La culture numérique, c’est avant tout la coopération. Dans sa conférence TED, « Pourquoi les cours en ligne ouverts et massifs ont encore de l’importance », le professeur Anant Agarwal, président de la plateforme de Mooc Edx, enseignant au MIT, illustre parfaitement cette idée. Il y raconte la mise en ligne de son premier cours sur les circuits électroniques : une préparation sans précédent, 150 000 inscrits, la mobilisation de toutes ses équipes… Le cours est diffusé, lorsqu’un étudiant pakistanais pose une question, un étudiant égyptien lui répond et un américain vient compléter la réponse. Sans jamais interférer, le professeur Agarwal observe les élèves, qui s’acheminent d’eux-mêmes vers la bonne réponse. C’est l’évaluation par les pairs. Peut-on imaginer une transposition de cette méthode dans l’Éducation nationale ? Rien de moins sûr, à voir l’émotion suscitée par la simple suppression du barème de notation sur 20 points. On patientera. En attendant, les enseignants engagés dans une démarche pédagogique numérique encouragent les élèves à faire preuve de créativité. C’est la culture du « learning by doing ». En France, des initiatives comme celles de la fondation « la main à la pâte », qui prône l’apprentissage des sciences par l’expérience, ont déjà prouvé leur efficacité, non sans heurter une culture pédagogique plus traditionnelle. Les lignes bougent, mais lentement.

Quelques chiffres pour mieux comprendre le plan numérique pour l’école.

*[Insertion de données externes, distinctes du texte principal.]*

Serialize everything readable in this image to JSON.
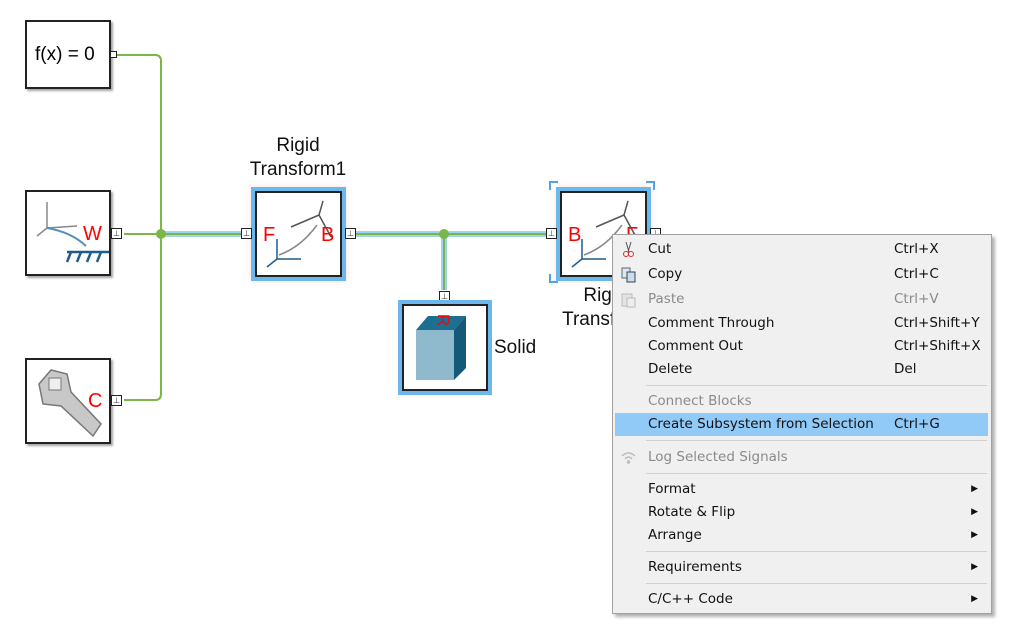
{
  "colors": {
    "connection": "#7ab648",
    "selection": "#6cb8ec",
    "port_label": "#ff0000",
    "menu_bg": "#f0f0f0",
    "menu_highlight": "#91c9f7"
  },
  "blocks": {
    "solver": {
      "text": "f(x) = 0"
    },
    "world": {
      "port": "W",
      "icon": "world-frame-icon"
    },
    "config": {
      "port": "C",
      "icon": "wrench-icon"
    },
    "rt1": {
      "title_line1": "Rigid",
      "title_line2": "Transform1",
      "port_left": "F",
      "port_right": "B",
      "icon": "rigid-transform-icon"
    },
    "solid": {
      "title": "Solid",
      "port": "R",
      "icon": "cube-icon"
    },
    "rt2": {
      "title_line1": "Rigid",
      "title_line2": "Transform",
      "port_left": "B",
      "port_right": "F",
      "icon": "rigid-transform-icon"
    }
  },
  "menu": {
    "items": [
      {
        "label": "Cut",
        "shortcut": "Ctrl+X",
        "icon": "scissors-icon"
      },
      {
        "label": "Copy",
        "shortcut": "Ctrl+C",
        "icon": "copy-icon"
      },
      {
        "label": "Paste",
        "shortcut": "Ctrl+V",
        "icon": "paste-icon",
        "disabled": true
      },
      {
        "label": "Comment Through",
        "shortcut": "Ctrl+Shift+Y"
      },
      {
        "label": "Comment Out",
        "shortcut": "Ctrl+Shift+X"
      },
      {
        "label": "Delete",
        "shortcut": "Del"
      },
      {
        "label": "Connect Blocks",
        "disabled": true
      },
      {
        "label": "Create Subsystem from Selection",
        "shortcut": "Ctrl+G",
        "highlighted": true
      },
      {
        "label": "Log Selected Signals",
        "icon": "signal-log-icon",
        "disabled": true
      },
      {
        "label": "Format",
        "submenu": true
      },
      {
        "label": "Rotate & Flip",
        "submenu": true
      },
      {
        "label": "Arrange",
        "submenu": true
      },
      {
        "label": "Requirements",
        "submenu": true
      },
      {
        "label": "C/C++ Code",
        "submenu": true
      }
    ]
  }
}
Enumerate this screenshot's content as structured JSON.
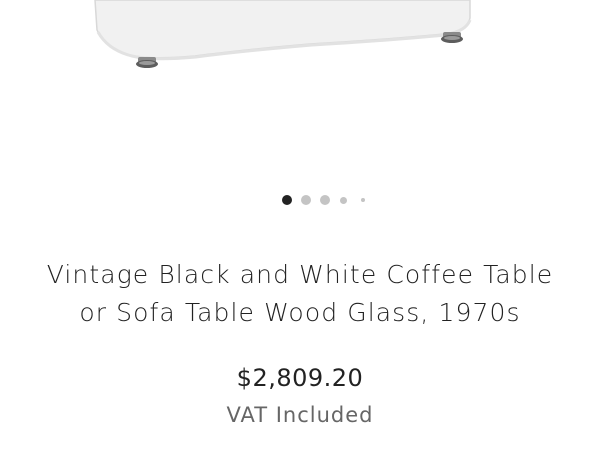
{
  "product": {
    "title_line1": "Vintage Black and White Coffee Table",
    "title_line2": "or Sofa Table Wood Glass, 1970s",
    "price": "$2,809.20",
    "vat_note": "VAT Included"
  },
  "carousel": {
    "total_images": 5,
    "active_index": 0
  },
  "colors": {
    "active_dot": "#222222",
    "inactive_dot": "#c4c4c4",
    "text_primary": "#222222",
    "text_secondary": "#666666"
  }
}
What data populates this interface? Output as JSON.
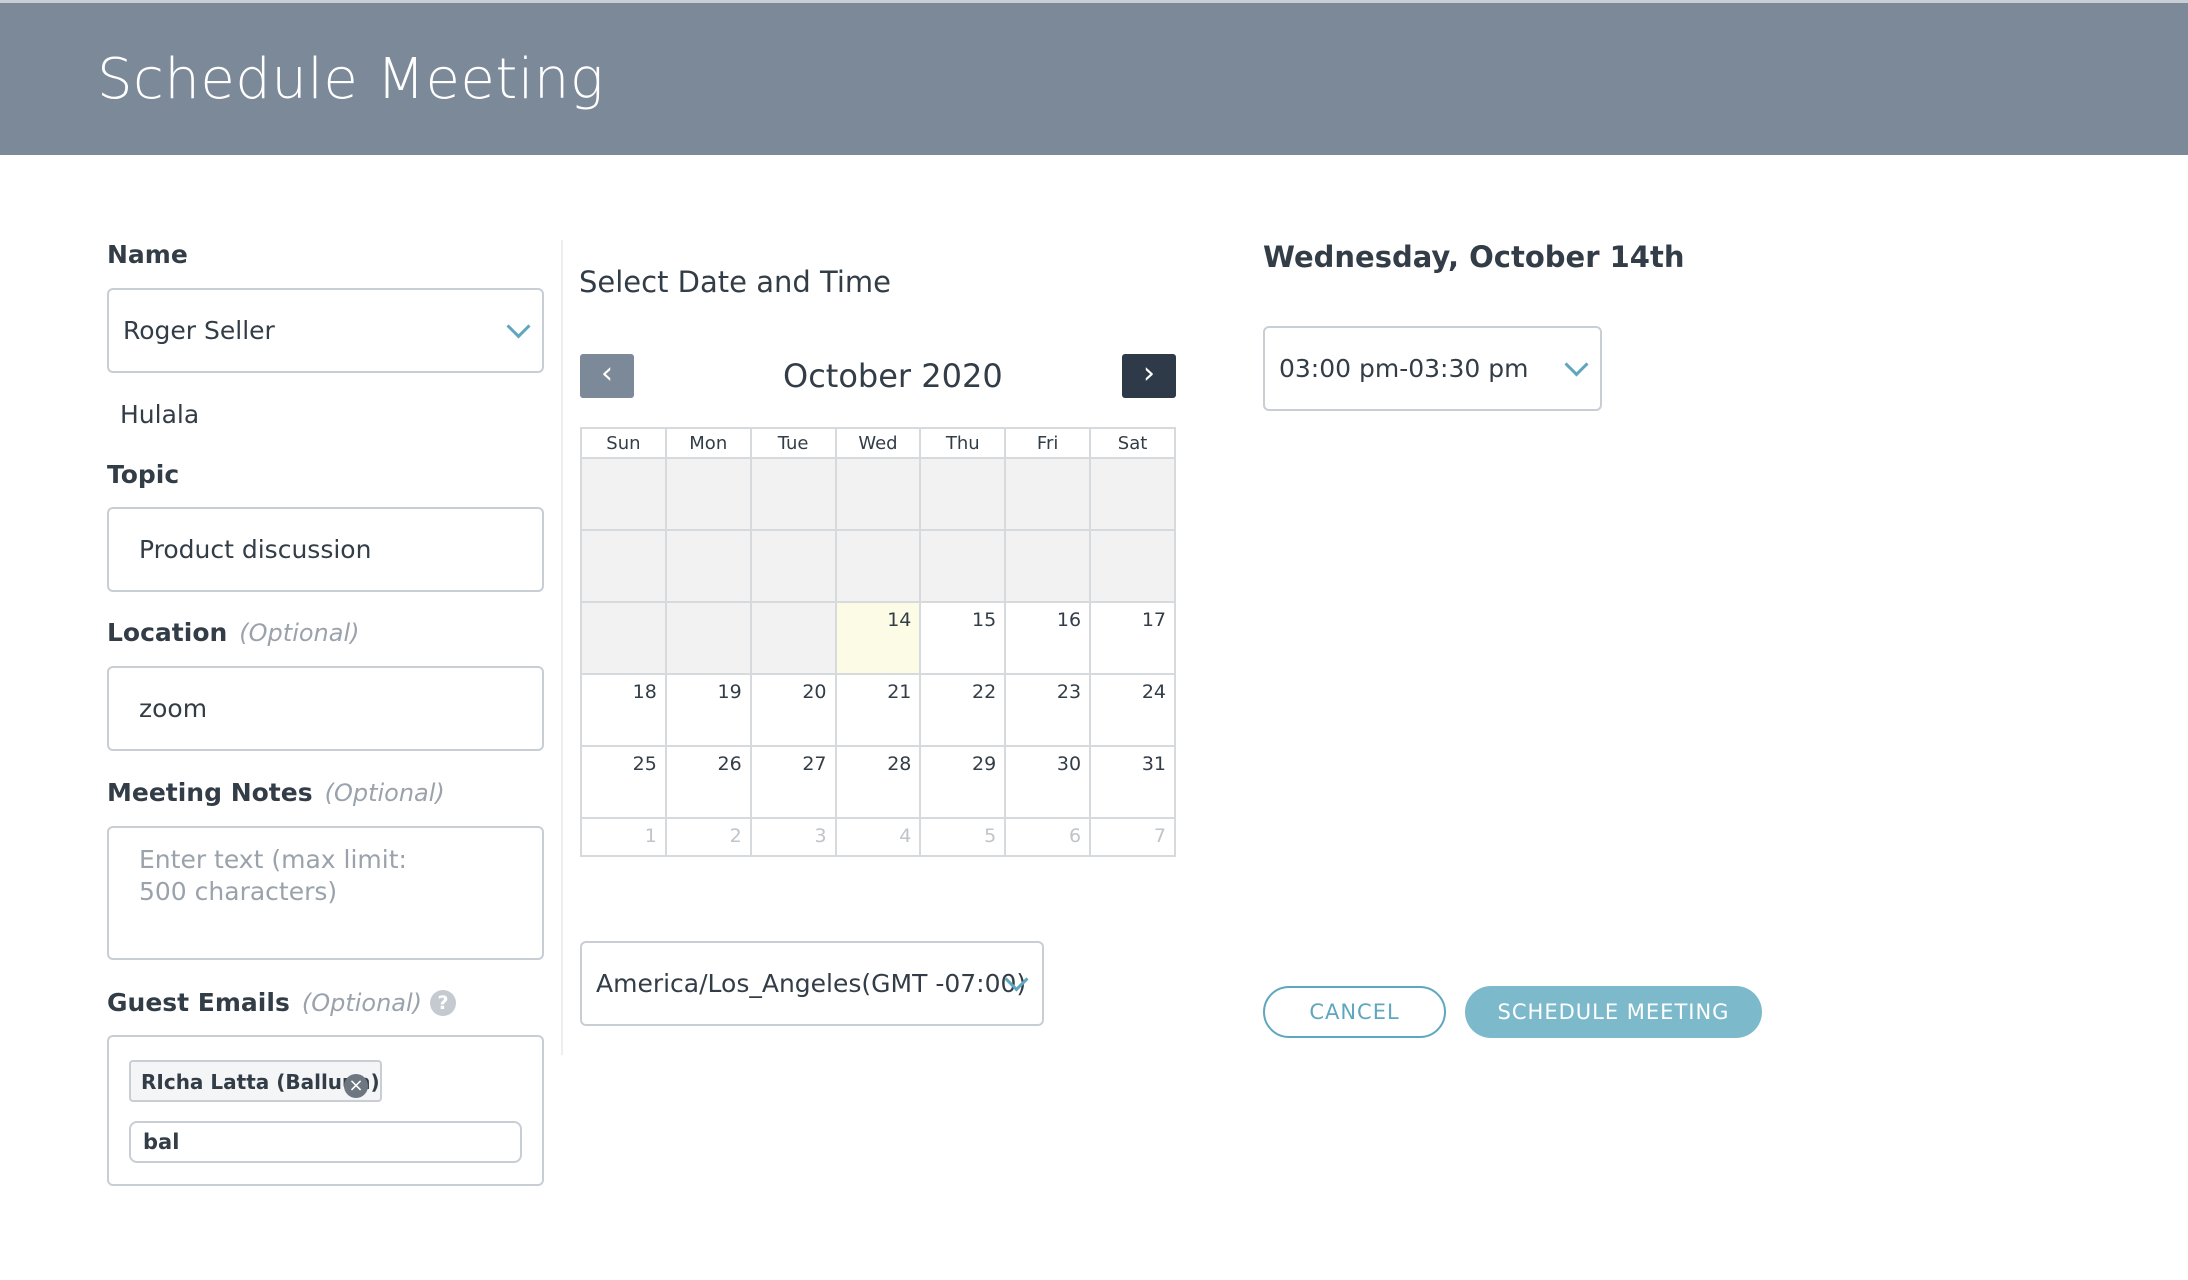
{
  "header": {
    "title": "Schedule Meeting"
  },
  "form": {
    "name": {
      "label": "Name",
      "value": "Roger Seller",
      "company": "Hulala"
    },
    "topic": {
      "label": "Topic",
      "value": "Product discussion"
    },
    "location": {
      "label": "Location",
      "optional": "(Optional)",
      "value": "zoom"
    },
    "notes": {
      "label": "Meeting Notes",
      "optional": "(Optional)",
      "placeholder": "Enter text (max limit: 500 characters)"
    },
    "guests": {
      "label": "Guest Emails",
      "optional": "(Optional)",
      "help": "?",
      "chips": [
        {
          "label": "RIcha Latta (Balluun)",
          "remove": "×"
        }
      ],
      "input_value": "bal"
    }
  },
  "calendar": {
    "section_title": "Select Date and Time",
    "month_title": "October 2020",
    "prev": "‹",
    "next": "›",
    "weekdays": [
      "Sun",
      "Mon",
      "Tue",
      "Wed",
      "Thu",
      "Fri",
      "Sat"
    ],
    "weeks": [
      [
        "",
        "",
        "",
        "",
        "",
        "",
        ""
      ],
      [
        "",
        "",
        "",
        "",
        "",
        "",
        ""
      ],
      [
        "",
        "",
        "",
        "14",
        "15",
        "16",
        "17"
      ],
      [
        "18",
        "19",
        "20",
        "21",
        "22",
        "23",
        "24"
      ],
      [
        "25",
        "26",
        "27",
        "28",
        "29",
        "30",
        "31"
      ],
      [
        "1",
        "2",
        "3",
        "4",
        "5",
        "6",
        "7"
      ]
    ],
    "selected_day": "14",
    "timezone": "America/Los_Angeles(GMT -07:00)"
  },
  "time": {
    "date_heading": "Wednesday, October 14th",
    "slot": "03:00 pm-03:30 pm"
  },
  "actions": {
    "cancel": "CANCEL",
    "schedule": "SCHEDULE MEETING"
  },
  "colors": {
    "header_bg": "#7c8999",
    "accent": "#5ea7bf",
    "schedule_btn": "#7cbacb",
    "nav_prev": "#7c8999",
    "nav_next": "#2e3a48"
  }
}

Le numérique est un nouveau poste de dépense important pour le ministère de l’Éducation nationale et l’enseignement supérieur. Depuis l’annonce du plan numérique pour l’école, le petit monde des EdTech, « les nouvelles technologies appliquées à l’éducation » est en ébullition. La dotation budgétaire allouée au projet est d’un milliard d’euros sur trois ans, financé pour un tiers par les investissements d’avenir et pour 650 millions en fonds propres. En comparaison, la somme consacrée aux manuels scolaires tous les ans par le ministère de l’Éducation nationale est de 300 millions d’euros.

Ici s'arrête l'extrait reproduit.